Sarraf, Türkiye’de mahkeme kararlarıyla ‘aklanmış’, ancak geçen yıl tatil için gittiği ABD’de dolandırıcılık suçlamalarıyla tutuklanıp hapse atılmıştı. 75 yıla kadar hapis cezasıyla karşı karşıya bulunan Sarraf’ın rüşvete bağladığı belirtilen isimler arasında dönemin bakanları da vardı. Bu bakanlardan Zafer Çağlayan geçen ay ‘Sarraf davası’nda sanık ilan edilmiş, hakkında tutuklama kararı çıkarılmıştı.
Erdoğan ise ilk günden itibaren Sarraf’ı ‘hayırsever bir işadamı’olarak nitelemiş, ABD’deki tutukluluğun sona ermesi için bizzat devreye girmişti.
Bharara’nın notu
Yazısında, “Sarraf mahkemede hangi kirli çamaşırları ortaya dökebilir?” diye soran Ignatius, yanıtın Sarraf’ı tutuklatıp hapse attıran dönemin New York Güney Bölgesi başsavcısı Preet Bharara tarafından dosyaya konulan notta yattığına dikkat çekti: “Nota göre Türkiye kaynaklı kanıtlar, ‘Sarraf ve diğer kişilerin ABD yaptırımlarını delip İran yararına ticari ilişkiler yürütebilmek için hükümet yetkilileri ve üst düzey banka yöneticilerine onlarca milyon avro ve doları ödediği dev bir yolsuzluk ağına işaret ediyor.’ Bharara notunda, vardığı bu sonucun, FBI tarafından yürütülen soruşturmada elde edilen e-postalar tarafından da doğrulandığını kaydediyor.”
‘Erdoğan’ın Sarraf’ı kurtarmak için yürüttüğü kampanya’yı ‘olağanüstü’ diye niteleyen yazar şunları hatırlatttı: “Erdoğan 21 Eylül 2016 tarihinde dönemin ABD başkan yardımcısı Joe Biden’la yaptığı özel görüşmede hem Sarraf’ın serbest bırakılmasını, hem de Bharara’nın görevden alınmasını istemişti. Amerikalı yetkililer 90 dakikalık bu görüşmenin yarısında Sarraf’ın konuşulduğunu söylemişti. Aynı gece Erdoğan’ın eşi de Biden’ın eşine aynı talebi iletmişti. Eski adalet bakanı da Bekir Bozdağ, eski mevkidaşı Loretta E. Lynch’i ekim (2016) ayında ziyaret ederek Sarraf davasının temelsiz olduğunu ve serbest bırakılması gerektiğini savunmuştu.”

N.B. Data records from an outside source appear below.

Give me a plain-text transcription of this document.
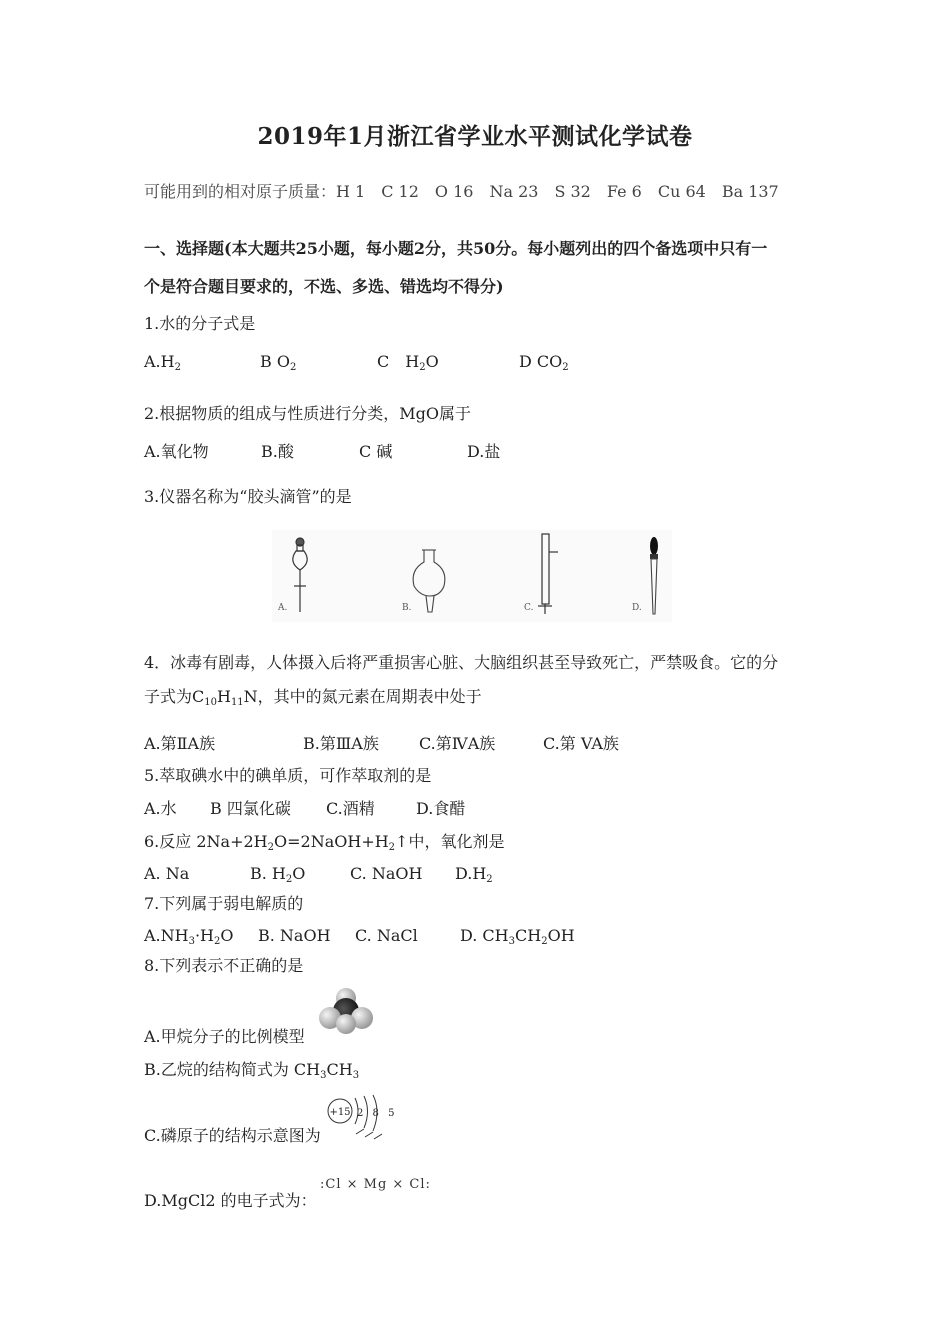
2019年1月浙江省学业水平测试化学试卷
可能用到的相对原子质量：H 1　C 12　O 16　Na 23　S 32　Fe 6　Cu 64　Ba 137
一、选择题(本大题共25小题，每小题2分，共50分。每小题列出的四个备选项中只有一
个是符合题目要求的，不选、多选、错选均不得分)
1.水的分子式是
$A.H_2$	B $O_2$	C　$H_2O$	D $CO_2$
2.根据物质的组成与性质进行分类，MgO属于
A.氧化物	B.酸	C 碱	D.盐
3.仪器名称为“胶头滴管”的是
A.	B.	C.	D.
4．冰毒有剧毒，人体摄入后将严重损害心脏、大脑组织甚至导致死亡，严禁吸食。它的分
子式为$C_{10}H_{11}N$，其中的氮元素在周期表中处于
A.第ⅡA族	B.第ⅢA族	C.第ⅣA族	C.第 VA族
5.萃取碘水中的碘单质，可作萃取剂的是
A.水 B 四氯化碳 C.酒精	D.食醋
6.反应 $2Na+2H_2O=2NaOH+H_2↑$中，氧化剂是
A. Na	B. $H_2O$	C. NaOH $D.H_2$
7.下列属于弱电解质的
$A.NH_3\cdot H_2O$ B. NaOH C. NaCl	D. $CH_3CH_2OH$
8.下列表示不正确的是
A.甲烷分子的比例模型
B.乙烷的结构简式为 $CH_3CH_3$
C.磷原子的结构示意图为
+15 2 8 5
D.MgCl2 的电子式为：
:Cl × Mg × Cl:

CHP Genel Başkanı Kemal Kılıçdaroğlu, Meclis’teki bir grup toplantısında Erdoğan ve Sarraf’ın birlikte göründüğü bu kareyi göstermişti.
Erdoğan’ın eski başkan Barack Obama’yla 2016 aralık ve 2017 ocak ayı başlarında yaptığı iki telefon görüşmesinde de konuyu yenide gündeme getirdiğini yazan Ignatius, Obama yönetiminin bir üst düzey yetkilisinin şu sözlerini aktardı: “Bizim o sıradaki kanımız, Erdoğan’ın konuyla ilgili saplantısının, dava görülürse ortaya çıkacak bilgilerin ailesi ve nihai olarak kendisine zarar vereceği kaygısından kaynaklandığı yönündeydi.”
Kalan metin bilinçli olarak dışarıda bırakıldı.